Orthopädisch-Traumatologisches Centrum Mönchengladbach

Facharztpraxis für Orthopädie, Unfallchirurgie, Chirurgie, Sportmedizin, Akupunktur, Chirotherapie, Durchgangsärzte der Berufsgenossenschaften (D-Ärzte)

Infiltrationsbehandlung

Die Infiltrationstherapie hat einen festen Platz in der konservativen orthopädischen Therapie. Vielfältige Areale wie z.B. Sehnen, Muskeln und Gelenke können so effektiv und mit schnellem Wirkeintritt behandelt werden. Hierbei kann vor Ort einen hohe Wirkstoffdosis eingebracht werden, ohne den gesamten Körper, wie z.B. bei einer Tablettenbehandlung, zu belasten. Folgende Medikamenten-Kombinationen kommen hierbei zum Einsatz:

Lokale Betäubungsmittel

Bei der alleinigen Verwendung von lokalen Betäubungs-/Schmerzmitteln kann kurzzeitig eine starke Schmerzreduktion erreicht werden. Dies kommt zum Einsatz bei sehr starken Schmerzen im Rahmen einer Akutbehandlung oder aber als sogenannte diagnostische Infiltration. Bei der diagnostischen Infiltration wird stufenweise im Ausschlußverfahren durch Injektion an verschiedenen Stellen der Hauptort der Beschwerden herausgefunden.
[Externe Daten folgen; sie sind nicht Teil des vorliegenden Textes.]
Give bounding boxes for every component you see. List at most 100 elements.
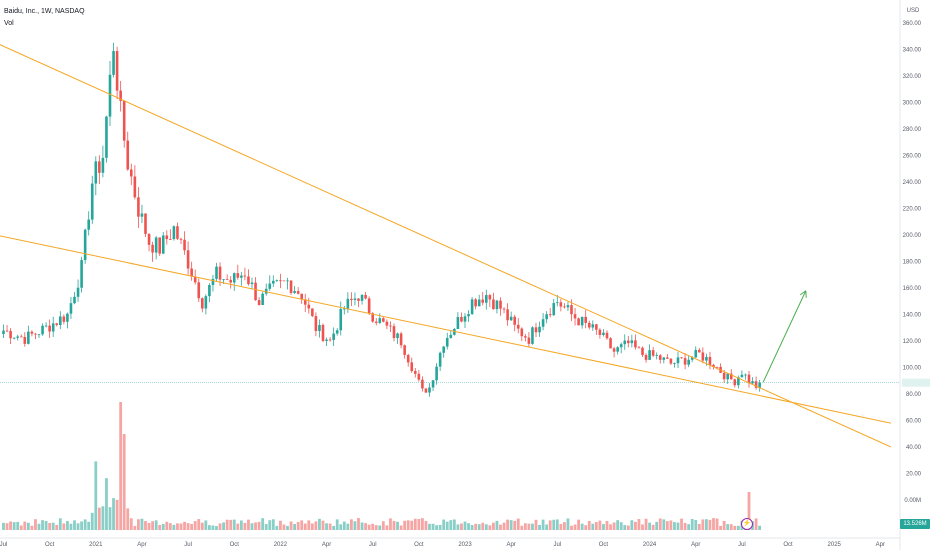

Lokale Betäubungsmittel + Cortison

Hierbei handelt es sich um eine therapeutische Infiltration bei der ein länger wirkendes Schmerz-/Betäubungsmittel in Kombination mit einem Cortison verwendet wird. Zunächst wirkt das schmerzstillende Medikament, während mit einer Verzögerung der entzündungshemmende Mechanismus des Cortisons greift. Häufig wird diese Kombination im Rahmen einer Therapie mehrfach angewendet um einen Langzeiteffekt zu erreichen. Im Bereich der Sehnenbehandlung ist jedoch der Einsatz von Cortison zurückhaltend zu sehen da eine zu große lokale Cortison-Dosis zu einer Sehnenschädigung führen kann.

Hyaluronsäure

Die Hyaluronsäure wird häufig für die Gelenkinfiltration verwendet. Einsatzgebiete sind aber auch degenerative Veränderungen und auch Zustände nach frischen Verletzungen an Sehnen. Im Gelenkinstitut wird diese Methode häufig und mit gutem Erfolg angewendet. Durch das Hyaluron kann die Sehnenfunktion durch die verbesserte Gleitfähigkeit deutlich verbessert werden. Üblicherweise erfolgt eine drei- bis fünfmalige Behandlung im Abstand von einer Woche.

Eigenbluttherapie (PRP)

Bei der Eigenblutherapie wird zunächst durch eine Blutentnahme körpereignes Material gewonnen, anschließend zentrifugiert und aufgearbeitet und nachfolgend der stammzellenhaltige, körpereigene Anteil in das betroffene Areal infiltriert. Bei dieser Therapie macht man sich die körpereigenen Heilungskräfte zu Nutze und kann auf die Zugabe von Medikamenten verzichten.